The ability to mimicry is an evolutionary heritage of the human species. In humans, mimicry is no longer a function of maturation in the same way as in other animal species. Humans need to acquire more complex knowledge than can be learned through direct imitation. However, the ability can definitely function in humans, especially in childhood. And it is a feature that disappears as the brain develops into adulthood.

Direct imitation is an adequate method to learn a native spoken language. For example, the effectiveness of direct imitation can be seen in the learning of specific sounds associated with a language. The native, mother-tongue pronunciation of a language can only be acquired in childhood. Mimicry allows the used words to be learned from parents, which in cooperation with other parts of the developed brain that are utilized for communication, form the spoken language.

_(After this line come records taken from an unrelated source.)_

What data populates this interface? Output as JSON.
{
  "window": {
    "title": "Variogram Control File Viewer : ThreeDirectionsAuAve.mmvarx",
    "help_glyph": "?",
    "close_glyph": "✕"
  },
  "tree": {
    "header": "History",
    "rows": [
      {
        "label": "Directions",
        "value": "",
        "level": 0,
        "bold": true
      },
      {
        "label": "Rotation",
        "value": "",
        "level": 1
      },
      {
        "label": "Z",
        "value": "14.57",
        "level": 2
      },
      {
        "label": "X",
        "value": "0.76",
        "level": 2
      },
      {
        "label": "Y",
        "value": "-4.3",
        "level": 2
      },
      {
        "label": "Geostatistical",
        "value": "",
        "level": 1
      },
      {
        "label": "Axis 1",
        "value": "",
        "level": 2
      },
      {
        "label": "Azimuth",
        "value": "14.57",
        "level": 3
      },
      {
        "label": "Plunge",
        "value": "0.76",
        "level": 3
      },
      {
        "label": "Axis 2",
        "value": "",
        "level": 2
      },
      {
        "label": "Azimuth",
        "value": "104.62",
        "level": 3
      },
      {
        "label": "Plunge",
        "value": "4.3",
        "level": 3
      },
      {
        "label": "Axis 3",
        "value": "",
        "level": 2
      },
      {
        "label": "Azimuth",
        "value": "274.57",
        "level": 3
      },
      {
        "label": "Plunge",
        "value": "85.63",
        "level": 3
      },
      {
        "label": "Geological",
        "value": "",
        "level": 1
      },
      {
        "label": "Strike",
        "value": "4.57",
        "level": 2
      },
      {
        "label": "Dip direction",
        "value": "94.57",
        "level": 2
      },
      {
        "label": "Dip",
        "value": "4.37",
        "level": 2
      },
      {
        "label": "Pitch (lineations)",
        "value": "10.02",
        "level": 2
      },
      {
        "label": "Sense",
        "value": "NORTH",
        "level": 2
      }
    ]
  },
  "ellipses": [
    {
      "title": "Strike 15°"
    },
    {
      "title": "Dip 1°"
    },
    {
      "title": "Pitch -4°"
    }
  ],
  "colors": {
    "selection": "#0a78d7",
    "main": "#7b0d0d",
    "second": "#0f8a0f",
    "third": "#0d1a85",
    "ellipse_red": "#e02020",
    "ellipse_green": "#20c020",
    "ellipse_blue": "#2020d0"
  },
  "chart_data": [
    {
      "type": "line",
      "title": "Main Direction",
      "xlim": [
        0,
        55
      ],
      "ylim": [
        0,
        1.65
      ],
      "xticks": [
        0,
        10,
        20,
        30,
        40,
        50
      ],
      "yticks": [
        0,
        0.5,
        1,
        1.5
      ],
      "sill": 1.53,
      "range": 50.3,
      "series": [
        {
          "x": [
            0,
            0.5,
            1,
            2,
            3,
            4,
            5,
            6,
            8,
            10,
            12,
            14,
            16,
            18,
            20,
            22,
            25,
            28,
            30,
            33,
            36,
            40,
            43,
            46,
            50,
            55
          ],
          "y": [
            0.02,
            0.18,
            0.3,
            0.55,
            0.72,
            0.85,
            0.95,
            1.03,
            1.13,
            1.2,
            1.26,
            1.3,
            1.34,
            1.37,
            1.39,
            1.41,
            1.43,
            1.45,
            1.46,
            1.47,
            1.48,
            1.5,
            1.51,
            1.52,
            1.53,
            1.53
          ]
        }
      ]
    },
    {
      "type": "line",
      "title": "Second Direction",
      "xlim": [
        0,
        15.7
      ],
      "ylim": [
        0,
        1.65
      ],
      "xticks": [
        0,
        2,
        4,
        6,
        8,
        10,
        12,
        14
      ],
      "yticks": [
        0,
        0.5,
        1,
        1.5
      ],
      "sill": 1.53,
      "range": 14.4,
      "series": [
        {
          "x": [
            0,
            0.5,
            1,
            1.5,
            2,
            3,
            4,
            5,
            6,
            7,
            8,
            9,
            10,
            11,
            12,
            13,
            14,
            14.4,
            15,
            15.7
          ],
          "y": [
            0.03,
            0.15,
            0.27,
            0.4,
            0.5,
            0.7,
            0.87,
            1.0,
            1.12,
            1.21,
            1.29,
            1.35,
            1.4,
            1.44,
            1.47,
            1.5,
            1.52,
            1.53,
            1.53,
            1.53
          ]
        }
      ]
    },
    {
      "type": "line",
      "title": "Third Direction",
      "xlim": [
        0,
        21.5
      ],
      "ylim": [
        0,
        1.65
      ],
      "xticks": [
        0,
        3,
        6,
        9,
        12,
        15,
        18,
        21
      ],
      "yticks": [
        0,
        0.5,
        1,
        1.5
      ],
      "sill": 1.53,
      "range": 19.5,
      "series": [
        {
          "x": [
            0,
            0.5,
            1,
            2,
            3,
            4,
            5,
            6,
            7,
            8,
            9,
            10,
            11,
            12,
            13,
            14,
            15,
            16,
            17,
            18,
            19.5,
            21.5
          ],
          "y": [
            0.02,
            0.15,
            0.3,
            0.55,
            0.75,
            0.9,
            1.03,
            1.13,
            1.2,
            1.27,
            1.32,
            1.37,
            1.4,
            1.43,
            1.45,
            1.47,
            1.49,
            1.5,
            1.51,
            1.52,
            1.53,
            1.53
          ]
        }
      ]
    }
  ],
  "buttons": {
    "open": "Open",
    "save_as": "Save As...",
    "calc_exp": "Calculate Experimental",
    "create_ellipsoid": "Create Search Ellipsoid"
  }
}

In adulthood, language learning takes place without the function of instinctive imitation, without mimicry, and is a conscious activity linked to the already existing learned language. This may also explain why, in adulthood, it becomes impossible to acquire a first language at native level. The instinct of mimicry no longer functions, and there is no possibility of linking the language to be learned to an already learned existing language.

Mimicry could therefore be our genetically determined ancestral trait that implements the instinctive ability to learn language in childhood, at a suitable time in brain development. Mimicry is our language instinct, our evolutionary inheritance, which, given the necessary endowments for language ability, enables us to learn language instinctively in the community.